Need for East-West Dialogue, Critical Reflection Highlighted in Ethics Workshop

17 May 2007

More than forty health research professionals and ethics experts from Kazakhstan, Kyrgyzstan, Tajikistan and Uzbekistan as well as from Europe, Asia and North America gathered in Almaty May 7-8 for a workshop on building ethics in health research for Central Asia.

The two-day workshop was organized by the Central Asian Centre on Health Research for Development at the Kazakhstan School of Public Health with the support of the Office for Human Research Protection at the Department of Health & Human Services (US), the UNESCO Almaty Cluster Office for Central Asia and the Good Clinical Practice Alliance Europe.

Lectures and small group sessions featured comparative analyses and lively discussions on ethical models for health research. The countries of Central Asia Kazakhstan, Kyrgyzstan Tajikistan and Uzbekistan lie at the crossroads between East and West; as former Soviet republics as well as multi-confessional, multicultural societies, they require a complex approach to the development of ethical frameworks.

The uniqueness of the region and its needs was highlighted, especially in the country profiles presented by members of the Central Asia Working Group for Bioethics, formed in fall 2006 under the auspices of the UNESCO Almaty Cluster office.

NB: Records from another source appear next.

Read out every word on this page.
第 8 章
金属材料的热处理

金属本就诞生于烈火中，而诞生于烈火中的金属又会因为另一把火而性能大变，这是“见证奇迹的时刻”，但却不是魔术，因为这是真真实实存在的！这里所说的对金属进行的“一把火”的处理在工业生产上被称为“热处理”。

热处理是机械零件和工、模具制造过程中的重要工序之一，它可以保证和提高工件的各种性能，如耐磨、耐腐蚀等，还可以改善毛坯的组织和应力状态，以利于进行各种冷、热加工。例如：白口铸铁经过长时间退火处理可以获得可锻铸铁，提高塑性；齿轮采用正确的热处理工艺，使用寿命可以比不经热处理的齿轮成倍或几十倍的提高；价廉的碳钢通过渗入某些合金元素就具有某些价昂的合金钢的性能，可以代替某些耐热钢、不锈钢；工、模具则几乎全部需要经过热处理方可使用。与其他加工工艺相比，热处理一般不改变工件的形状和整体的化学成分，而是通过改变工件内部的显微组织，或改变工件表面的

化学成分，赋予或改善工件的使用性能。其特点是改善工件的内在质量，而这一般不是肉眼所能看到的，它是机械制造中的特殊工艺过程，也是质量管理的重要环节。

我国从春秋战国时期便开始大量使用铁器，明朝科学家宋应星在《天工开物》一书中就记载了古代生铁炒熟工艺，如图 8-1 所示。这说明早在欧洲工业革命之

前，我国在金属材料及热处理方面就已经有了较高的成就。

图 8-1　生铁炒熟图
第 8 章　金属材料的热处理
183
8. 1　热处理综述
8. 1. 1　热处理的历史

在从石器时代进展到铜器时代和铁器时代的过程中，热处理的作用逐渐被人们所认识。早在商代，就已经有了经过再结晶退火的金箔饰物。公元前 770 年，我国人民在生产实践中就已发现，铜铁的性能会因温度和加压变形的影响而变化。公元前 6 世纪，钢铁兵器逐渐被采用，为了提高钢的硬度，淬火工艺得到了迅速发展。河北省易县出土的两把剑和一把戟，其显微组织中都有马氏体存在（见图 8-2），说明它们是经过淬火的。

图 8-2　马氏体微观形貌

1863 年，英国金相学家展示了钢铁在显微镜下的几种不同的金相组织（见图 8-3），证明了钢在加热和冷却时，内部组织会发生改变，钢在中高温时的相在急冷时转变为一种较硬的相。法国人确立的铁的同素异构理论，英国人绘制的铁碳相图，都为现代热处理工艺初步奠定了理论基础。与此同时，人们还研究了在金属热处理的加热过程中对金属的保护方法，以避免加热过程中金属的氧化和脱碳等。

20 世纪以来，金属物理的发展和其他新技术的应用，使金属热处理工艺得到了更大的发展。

In her presentation Dr. Feruza Zagyrtdinova from the Tashkent State Medical Academy in Uzbekistan remarked, We cannot simply import bioethics culture without adapting it to the specific cultural, social and economic features of our region.

The need for societies to openly discuss ethical issues at all levels was stressed by Dr. Darryl Macer, Regional Advisor for the Social and Human Sciences in the Asia and Pacific Region, UNESCO Bangkok. In many countries ethics committees are present but the critical reflection and social debate surrounding ethical issues are not. UNESCO would like to advance further these ethical discussions.

Other international participants and trainers included: Melody H. Lin Deputy Director, Office for Human Research Protections, DHHS, USA; Francis P. Crawley, Executive Director, Good Clinical Practice Alliance Europe; Nancy M. P. King, Wake Forest University, Winston-Salem, NC, USA and James Appleyard, Past-President, World Medical Association, UK.

Small group sessions identified a lack of a robust legal framework, a lack of societal awareness appreciation of the value of ethics and a lack of lack of independence among the greatest obstacles facing researchers in Central Asia today.

Participants proposed ideas for action, including awareness-raising on ethics issues and the establishment of ethics training and information centers for Central Asian states. At the end of the workshop, participants put forth a strategy for future development of ethics for health research.

Dr. Altynai Karasaeva, UNESCO Chair in Gender and Human Rights at Kyrgyz-Slavic University, Bishkek, expressed her satisfaction with the results. This was a very practical workshop that has given me a great deal of information I can put into immediate use in my own work in Kyrgyzstan.